Yeah, agreed. The multi-vector epilogue case should be especially easy
to handle, but it's not interesting for SVE as things stand, since:
(a) non-SLP reductions use a single cycle for ncopies>1 (a misfeature
IMO -- on targets with wide pipelines we want exactly the opposite)
(b) SLP reductions are limited to single vectors for variable-length targets.
So it wasn't possible to trigger multiple epilogue vectors for the
motivating SVE use case.
>> […]
>> @@ -5196,6 +5305,37 @@ vect_create_epilog_for_reduction (loop_vec_info
>> loop_vinfo,
>> reduc_inputs.safe_push (single_input);
>> }
>>
>> + tree orig_reduc_input = reduc_inputs[0];
>> +
>> + /* If this loop is an epilogue loop that can be skipped after the
>> + main loop, we can only share a reduction operation between the
>> + main loop and the epilogue if we put it at the target of the
>> + skip edge.
>
> Do you have a testcase where we cannot do this?
No, it's being defensive. I wasn't sure how the epilogue code would
evolve in future.
>> + We can still reuse accumulators if this check fails. Doing so has
>> + the minor(?) benefit of making the epilogue loop's scalar result
>> + independent of the main loop's scalar result. */
>> + bool unify_with_main_loop_p = false;
>> + if (reduc_info->reused_accumulator
>> + && loop_vinfo->skip_this_loop_edge
>> + && single_succ_p (exit_bb)
>> + && single_succ (exit_bb) == loop_vinfo->skip_this_loop_edge->dest)
>> + {
>> + unify_with_main_loop_p = true;
>> +
>> + basic_block reduc_block = loop_vinfo->skip_this_loop_edge->dest;
>> + reduc_inputs[0] = make_ssa_name (vectype);
>> + gphi *new_phi = create_phi_node (reduc_inputs[0], reduc_block);
>> + add_phi_arg (new_phi, orig_reduc_input, single_succ_edge (exit_bb),
>> + UNKNOWN_LOCATION);
>> + add_phi_arg (new_phi, reduc_info->reused_accumulator->reduc_input,
>> + loop_vinfo->skip_this_loop_edge, UNKNOWN_LOCATION);
>> + exit_gsi = gsi_after_labels (reduc_block);
>> + }
>> +
>> + /* Shouldn't be used beyond this point. */
>> + exit_bb = nullptr;
>> +
>> if (STMT_VINFO_REDUC_TYPE (reduc_info) == COND_REDUCTION
>> && reduc_fn != IFN_LAST)
>> {
>> @@ -5819,6 +5958,12 @@ vect_create_epilog_for_reduction (loop_vec_info
>> loop_vinfo,
>> scalar_results[0] = new_temp;
>> }
>>
>> + /* Record this operation if it could be reused by the epilogue loop. */
>> + if (STMT_VINFO_REDUC_TYPE (reduc_info) == TREE_CODE_REDUCTION
>> + && !double_reduc)
>
> what's the issue with double_reduc?
Probably nothing TBH. I haven't been able to construct a case that
uses predicated double reductions with vect-partial-vector-usage=1,
but that's probably a missed optimisation.
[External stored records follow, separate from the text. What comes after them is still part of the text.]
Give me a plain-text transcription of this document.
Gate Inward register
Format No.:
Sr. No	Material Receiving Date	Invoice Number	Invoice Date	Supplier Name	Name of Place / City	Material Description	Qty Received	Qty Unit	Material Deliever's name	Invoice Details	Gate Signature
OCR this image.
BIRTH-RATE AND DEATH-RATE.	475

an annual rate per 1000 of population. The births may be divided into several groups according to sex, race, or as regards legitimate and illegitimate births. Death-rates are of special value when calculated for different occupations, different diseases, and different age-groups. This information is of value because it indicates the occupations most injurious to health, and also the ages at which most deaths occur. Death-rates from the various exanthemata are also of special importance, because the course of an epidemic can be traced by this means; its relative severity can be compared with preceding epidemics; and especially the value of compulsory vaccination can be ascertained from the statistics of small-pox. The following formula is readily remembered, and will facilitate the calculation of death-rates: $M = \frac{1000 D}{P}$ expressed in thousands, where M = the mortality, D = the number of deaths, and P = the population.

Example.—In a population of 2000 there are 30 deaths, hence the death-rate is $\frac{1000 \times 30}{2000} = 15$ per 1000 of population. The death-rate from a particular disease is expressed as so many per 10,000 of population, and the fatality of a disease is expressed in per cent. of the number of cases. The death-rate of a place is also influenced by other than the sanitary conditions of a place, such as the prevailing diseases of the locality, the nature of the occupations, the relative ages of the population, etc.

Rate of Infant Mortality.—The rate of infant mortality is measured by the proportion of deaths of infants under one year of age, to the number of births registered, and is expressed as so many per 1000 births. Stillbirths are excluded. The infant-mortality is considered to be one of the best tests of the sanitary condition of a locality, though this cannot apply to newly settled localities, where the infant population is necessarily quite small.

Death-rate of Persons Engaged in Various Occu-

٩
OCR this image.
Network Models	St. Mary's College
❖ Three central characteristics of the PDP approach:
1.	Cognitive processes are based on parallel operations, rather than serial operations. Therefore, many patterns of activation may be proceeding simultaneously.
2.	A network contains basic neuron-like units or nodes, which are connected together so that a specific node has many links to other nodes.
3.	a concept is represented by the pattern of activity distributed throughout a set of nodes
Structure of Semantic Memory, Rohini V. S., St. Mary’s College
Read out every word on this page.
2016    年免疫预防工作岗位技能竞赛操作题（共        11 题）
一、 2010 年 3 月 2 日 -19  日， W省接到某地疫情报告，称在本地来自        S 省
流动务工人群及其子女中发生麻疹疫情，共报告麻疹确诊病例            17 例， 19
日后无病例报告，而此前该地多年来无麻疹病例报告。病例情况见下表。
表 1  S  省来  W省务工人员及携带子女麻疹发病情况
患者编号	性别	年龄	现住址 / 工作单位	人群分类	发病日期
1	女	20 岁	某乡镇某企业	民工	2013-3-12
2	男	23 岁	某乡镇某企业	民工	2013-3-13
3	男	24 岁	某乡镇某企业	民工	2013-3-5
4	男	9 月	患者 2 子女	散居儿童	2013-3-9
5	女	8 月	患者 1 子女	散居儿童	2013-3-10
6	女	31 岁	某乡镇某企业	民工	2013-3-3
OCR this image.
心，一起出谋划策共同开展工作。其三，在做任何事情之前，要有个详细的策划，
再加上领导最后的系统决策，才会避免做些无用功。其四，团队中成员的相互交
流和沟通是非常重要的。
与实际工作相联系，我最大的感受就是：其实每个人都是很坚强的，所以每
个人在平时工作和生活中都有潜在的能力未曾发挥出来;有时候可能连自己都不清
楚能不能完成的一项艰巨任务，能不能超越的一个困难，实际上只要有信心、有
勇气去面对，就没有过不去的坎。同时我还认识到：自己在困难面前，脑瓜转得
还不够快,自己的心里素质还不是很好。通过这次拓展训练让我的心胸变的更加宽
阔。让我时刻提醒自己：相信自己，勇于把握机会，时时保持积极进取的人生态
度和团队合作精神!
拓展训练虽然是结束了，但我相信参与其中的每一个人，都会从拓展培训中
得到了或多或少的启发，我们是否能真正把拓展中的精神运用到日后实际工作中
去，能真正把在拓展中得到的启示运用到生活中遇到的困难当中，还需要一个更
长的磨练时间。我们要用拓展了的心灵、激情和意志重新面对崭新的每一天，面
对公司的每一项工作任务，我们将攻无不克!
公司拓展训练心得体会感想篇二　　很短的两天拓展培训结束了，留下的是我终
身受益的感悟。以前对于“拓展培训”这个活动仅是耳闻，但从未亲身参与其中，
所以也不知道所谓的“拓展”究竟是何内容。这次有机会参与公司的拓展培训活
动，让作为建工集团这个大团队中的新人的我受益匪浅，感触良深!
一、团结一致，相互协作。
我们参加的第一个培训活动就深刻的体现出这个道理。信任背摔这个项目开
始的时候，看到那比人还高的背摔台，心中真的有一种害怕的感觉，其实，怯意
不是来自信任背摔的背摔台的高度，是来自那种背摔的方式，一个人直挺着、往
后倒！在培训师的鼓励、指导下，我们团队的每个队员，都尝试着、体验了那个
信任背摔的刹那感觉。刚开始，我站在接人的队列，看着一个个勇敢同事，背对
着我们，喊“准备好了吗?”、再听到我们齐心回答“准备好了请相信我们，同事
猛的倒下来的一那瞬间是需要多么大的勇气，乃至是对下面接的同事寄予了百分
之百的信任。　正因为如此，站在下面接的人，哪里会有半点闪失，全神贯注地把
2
There again, double reductions themselves seem to be hard to trigger
now that we have loop interchange. Is there a good way of testing
them without -fno-loop-interchange?
Thanks,
Richard
>> + loop_vinfo->reusable_accumulators.put (scalar_results[0],
>> + { orig_reduc_input, reduc_info });
>> +
>> if (double_reduc)
>> loop = outer_loop;
>>